Sebastian was pale and shaking the day Joseph got sent to the hospital over lunch. Joseph had stood up, face slack and dark, and started puking his guts out onto the cafeteria table. His shaking fingers clutched at his neck, chest, stomach as he tried to breathe through all the vomit. The vomit was an odd color. It had red chunks in it. By the time an ambulance came, Joseph was unconscious and his girlfriend was sobbing. 
“It was awful, Aggie.” Sebastian whispered. “He looked awful.”
Agnes shrugged. “God was bound to get him for all his bullshit someday.” Sebastian just frowned at her cursing.
No one ever knew that Agnes had poured Death’s Herb in his juice.
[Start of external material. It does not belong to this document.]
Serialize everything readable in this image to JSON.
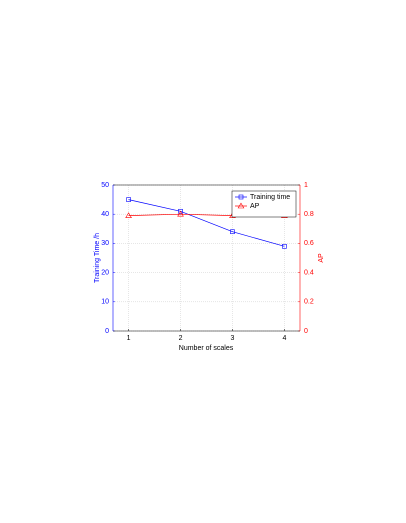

No one except Aunt Sybil, who she called one night in a fit of guilt. “Oh, sweet pea,” Aunt Sybil’s smooth, soothing voice said from the phone speaker, “you did only did what was natural.”
Agnes never poisoned anyone again. She never told Sebastian that she poisoned Joseph Akins for him, though sometimes when it was brought up Sebastian looked at her kind of funny. But she did move back to Ohio when she graduated college. And she did visit her Aunt Sybil every other week. And she did find a cute little place at the edge of the woods. And yes, she did wander into the woods and night and go picking. She only did what was natural.